In the chromatogram obtained with solution (1):

the area of any peak corresponding to impurities A and I is not greater than 6 times the area of the principal peak in the chromatogram obtained with solution (2) (6%);

the area of any peak corresponding to impurity B, C, E or F is not greater than half the area of the principal peak in the chromatogram obtained with solution (2) (0.5% of each);

the area of any peak corresponding to impurity D or G is not greater than 0.4 times the area of the principal peak in the chromatogram obtained with solution (2) (0.4% of each);

the area of any other secondary peak is not greater than the area of the principal peak in the chromatogram obtained with solution (4) (0.2%);

the sum of the areas of all the secondary peaks, other than any peaks corresponding to impurities A + I, B, C, D, E, F and G, is not greater than the area of the principal peak in the chromatogram obtained with solution (2) (1.0%).

Disregard any peak with an area less than half the area of the principal peak in the chromatogram obtained with solution (4) (0.1%).

ASSAY

45 volumes of a 0.14% w/v solution of potassium dihydrogen phosphate, adjusted to pH 4.0 with orthophosphoric acid, and 55 volumes of acetonitrile. Mix and filter (solvent B).

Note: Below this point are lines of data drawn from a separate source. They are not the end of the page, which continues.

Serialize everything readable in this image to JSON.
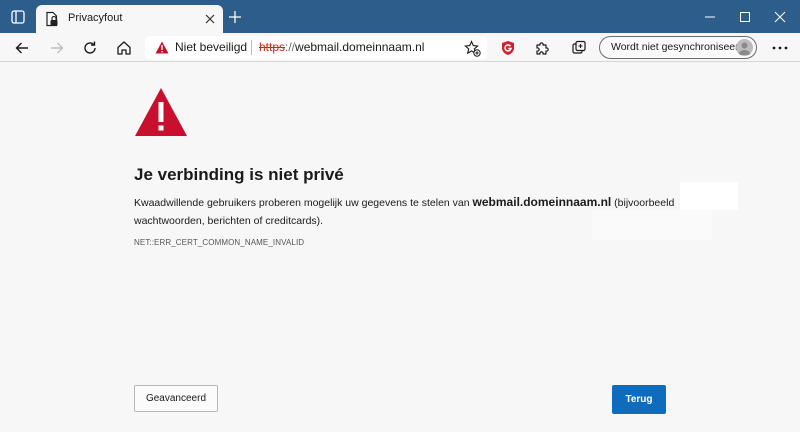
{
  "browser": {
    "tab": {
      "title": "Privacyfout"
    },
    "address_bar": {
      "security_label": "Niet beveiligd",
      "url_scheme": "https",
      "url_separator": "://",
      "url_host": "webmail.domeinnaam.nl"
    },
    "sync_button_label": "Wordt niet gesynchroniseerd",
    "icons": {
      "window_menu": "window-menu-icon",
      "tab_favicon": "file-lock-icon",
      "tab_close": "close-icon",
      "new_tab": "plus-icon",
      "minimize": "minimize-icon",
      "maximize": "maximize-icon",
      "close_window": "close-window-icon",
      "back": "back-arrow-icon",
      "forward": "forward-arrow-icon",
      "refresh": "refresh-icon",
      "home": "home-icon",
      "security_warning": "warning-triangle-icon",
      "favorites": "star-add-icon",
      "extension_shield": "shield-extension-icon",
      "extensions": "puzzle-icon",
      "collections": "collections-icon",
      "profile": "avatar-icon",
      "more": "more-dots-icon"
    }
  },
  "page": {
    "warning_icon": "warning-triangle-icon",
    "heading": "Je verbinding is niet privé",
    "description_before": "Kwaadwillende gebruikers proberen mogelijk uw gegevens te stelen van ",
    "description_host": "webmail.domeinnaam.nl",
    "description_after": " (bijvoorbeeld wachtwoorden, berichten of creditcards).",
    "error_code": "NET::ERR_CERT_COMMON_NAME_INVALID",
    "advanced_button": "Geavanceerd",
    "back_button": "Terug"
  },
  "colors": {
    "titlebar": "#2c5d8b",
    "page_background": "#f7f7f7",
    "warning_red": "#c8102e",
    "primary_button": "#0f6cbd",
    "insecure_scheme": "#c42b1c"
  }
}
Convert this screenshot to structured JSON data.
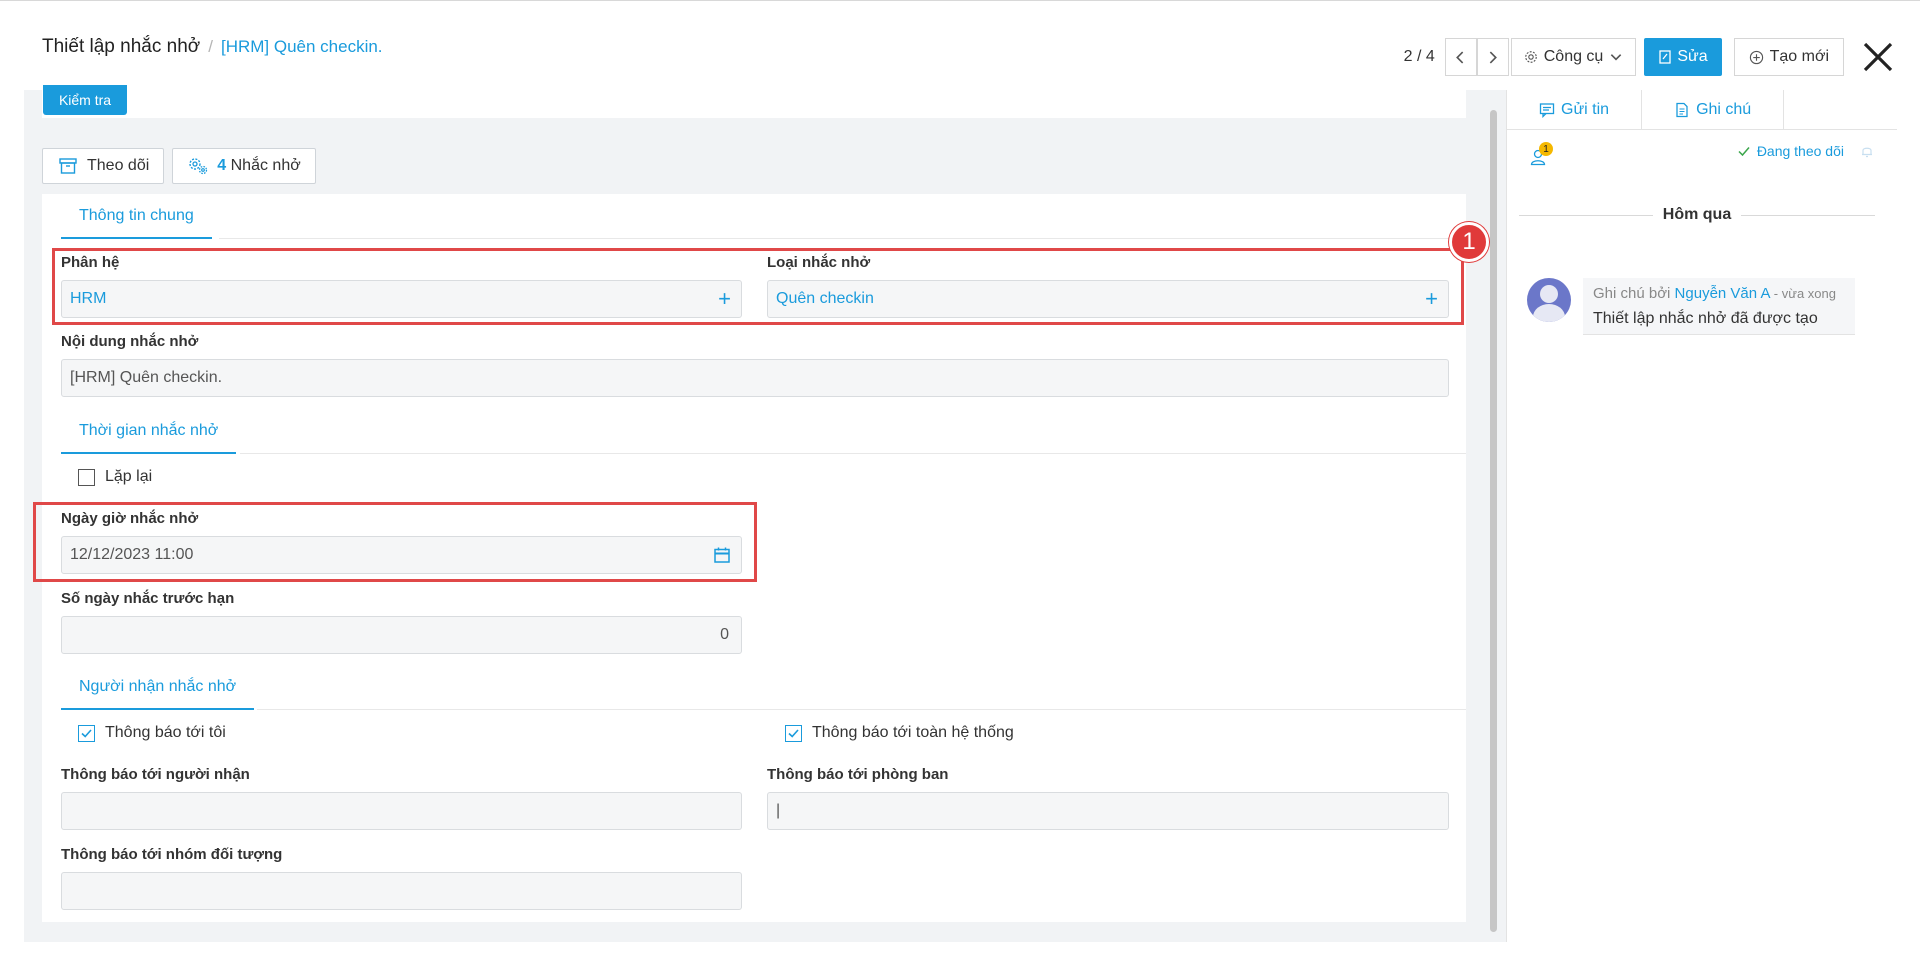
{
  "header": {
    "title": "Thiết lập nhắc nhở",
    "separator": "/",
    "current": "[HRM] Quên checkin.",
    "pager": "2 / 4",
    "tools_label": "Công cụ",
    "edit_label": "Sửa",
    "new_label": "Tạo mới"
  },
  "top": {
    "check_label": "Kiểm tra",
    "follow_label": "Theo dõi",
    "reminder_count": "4",
    "reminder_label": "Nhắc nhở"
  },
  "general": {
    "tab": "Thông tin chung",
    "module_label": "Phân hệ",
    "module_value": "HRM",
    "type_label": "Loại nhắc nhở",
    "type_value": "Quên checkin",
    "content_label": "Nội dung nhắc nhở",
    "content_value": "[HRM] Quên checkin."
  },
  "time": {
    "tab": "Thời gian nhắc nhở",
    "repeat_label": "Lặp lại",
    "repeat_checked": false,
    "datetime_label": "Ngày giờ nhắc nhở",
    "datetime_value": "12/12/2023 11:00",
    "days_before_label": "Số ngày nhắc trước hạn",
    "days_before_value": "0"
  },
  "recipients": {
    "tab": "Người nhận nhắc nhở",
    "notify_me_label": "Thông báo tới tôi",
    "notify_me_checked": true,
    "notify_all_label": "Thông báo tới toàn hệ thống",
    "notify_all_checked": true,
    "to_users_label": "Thông báo tới người nhận",
    "to_users_value": "",
    "to_departments_label": "Thông báo tới phòng ban",
    "to_departments_value": "|",
    "to_groups_label": "Thông báo tới nhóm đối tượng",
    "to_groups_value": ""
  },
  "annotation": {
    "badge": "1"
  },
  "chatter": {
    "send_tab": "Gửi tin",
    "note_tab": "Ghi chú",
    "follower_count": "1",
    "following_label": "Đang theo dõi",
    "day_label": "Hôm qua",
    "message": {
      "prefix": "Ghi chú bởi",
      "author": "Nguyễn Văn A",
      "when": "- vừa xong",
      "body": "Thiết lập nhắc nhở đã được tạo"
    }
  },
  "colors": {
    "accent": "#1a9bdc",
    "highlight_border": "#e04848",
    "follower_badge": "#f5b800"
  }
}
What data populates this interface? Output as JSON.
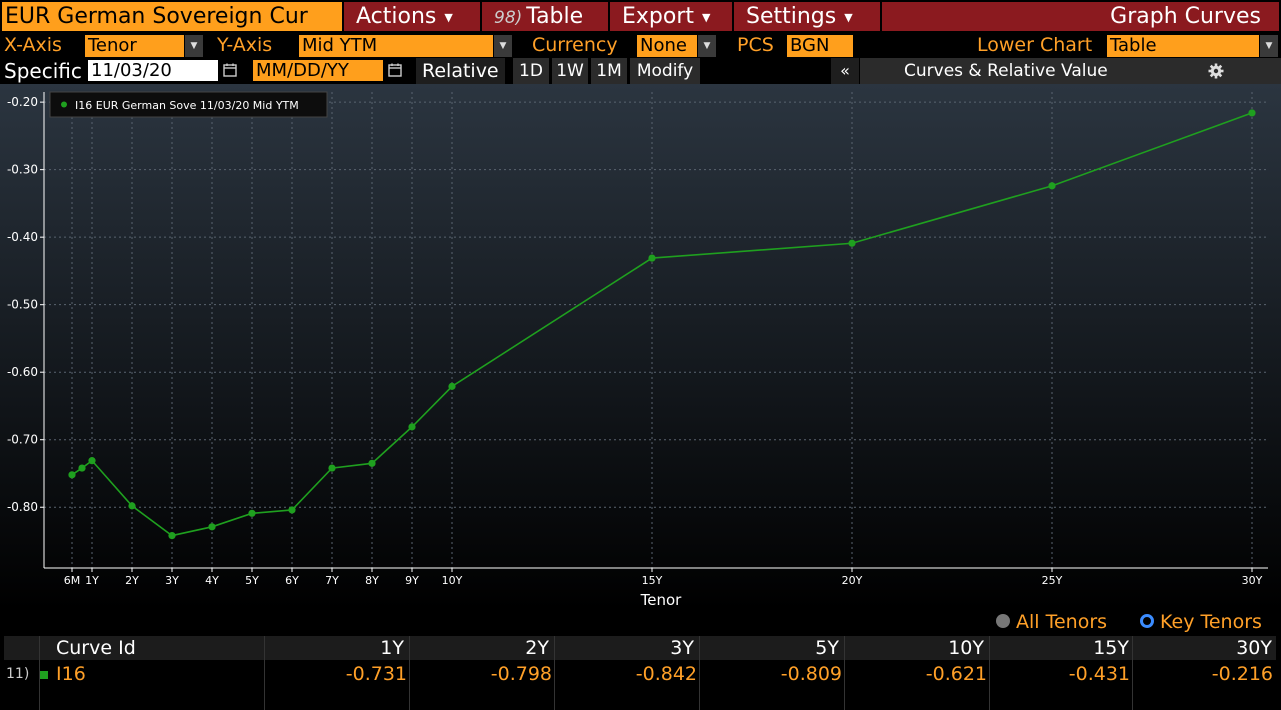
{
  "toolbar": {
    "title": "EUR German Sovereign Cur",
    "actions_label": "Actions",
    "table_num": "98)",
    "table_label": "Table",
    "export_label": "Export",
    "settings_label": "Settings",
    "graph_curves_label": "Graph Curves"
  },
  "selectors": {
    "x_axis_label": "X-Axis",
    "x_axis_value": "Tenor",
    "y_axis_label": "Y-Axis",
    "y_axis_value": "Mid YTM",
    "currency_label": "Currency",
    "currency_value": "None",
    "pcs_label": "PCS",
    "pcs_value": "BGN",
    "lower_chart_label": "Lower Chart",
    "lower_chart_value": "Table"
  },
  "dates": {
    "specific_label": "Specific",
    "specific_date": "11/03/20",
    "compare_placeholder": "MM/DD/YY",
    "relative_label": "Relative",
    "btn_1d": "1D",
    "btn_1w": "1W",
    "btn_1m": "1M",
    "modify_label": "Modify",
    "collapse_label": "«",
    "panel_title": "Curves & Relative Value"
  },
  "colors": {
    "orange": "#ff9f1c",
    "menu_red": "#8b1a1f",
    "series_green": "#1fa01f"
  },
  "chart_data": {
    "type": "line",
    "xlabel": "Tenor",
    "ylabel": "",
    "x_ticks": [
      "6M",
      "1Y",
      "2Y",
      "3Y",
      "4Y",
      "5Y",
      "6Y",
      "7Y",
      "8Y",
      "9Y",
      "10Y",
      "15Y",
      "20Y",
      "25Y",
      "30Y"
    ],
    "y_ticks": [
      "-0.20",
      "-0.30",
      "-0.40",
      "-0.50",
      "-0.60",
      "-0.70",
      "-0.80"
    ],
    "ylim": [
      -0.89,
      -0.185
    ],
    "grid": true,
    "legend": "top-left",
    "series": [
      {
        "name": "I16 EUR German Sove 11/03/20 Mid YTM",
        "x": [
          0.5,
          0.75,
          1,
          2,
          3,
          4,
          5,
          6,
          7,
          8,
          9,
          10,
          15,
          20,
          25,
          30
        ],
        "y": [
          -0.752,
          -0.742,
          -0.731,
          -0.798,
          -0.842,
          -0.829,
          -0.809,
          -0.804,
          -0.742,
          -0.735,
          -0.681,
          -0.621,
          -0.431,
          -0.409,
          -0.324,
          -0.216
        ]
      }
    ]
  },
  "tenor_toggle": {
    "all_label": "All Tenors",
    "key_label": "Key Tenors"
  },
  "table": {
    "headers": [
      "Curve Id",
      "1Y",
      "2Y",
      "3Y",
      "5Y",
      "10Y",
      "15Y",
      "30Y"
    ],
    "rows": [
      {
        "num": "11)",
        "curve_id": "I16",
        "values": [
          "-0.731",
          "-0.798",
          "-0.842",
          "-0.809",
          "-0.621",
          "-0.431",
          "-0.216"
        ]
      }
    ]
  }
}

Carry out the method for liquid chromatography, Appendix III D protected from light, using the following solutions prepared immediately before use, in solution B.

(1) Mix with the aid of ultrasound a weighed quantity of the oral suspension containing 16 mg of Simvastatin with 30 mL of solution B. Add a sufficient volume of solution B to produce 50 mL and mix. Centrifuge and filter (0.45-µm PVDF syringe filter is suitable). Dilute 5 volumes to 200 volumes.

(2) 0.0008% w/v of simvastatin BPCRS.

(3) 0.002% w/v of each of simvastatin BPCRS and lovastatin EPCRS.

CHROMATOGRAPHIC CONDITIONS

The chromatographic conditions described under Related substances may be used. Inject 50 µL of each solution.

SYSTEM SUITABILITY

The test is not valid unless, in the chromatogram obtained with solution (3), the resolution between the peaks due to simvastatin and lovastatin (impurity E) is at least 3.0.

DETERMINATION OF CONTENT

Determine the weight per mL of the oral suspension, Appendix V G, and calculate the content of C₂₅H₃₈O₅, weight in volume, using the declared content of C₂₅H₃₈O₅ in simvastatin BPCRS.

IMPURITIES

The impurities limited by the requirements of this monograph include those listed under Simvastatin.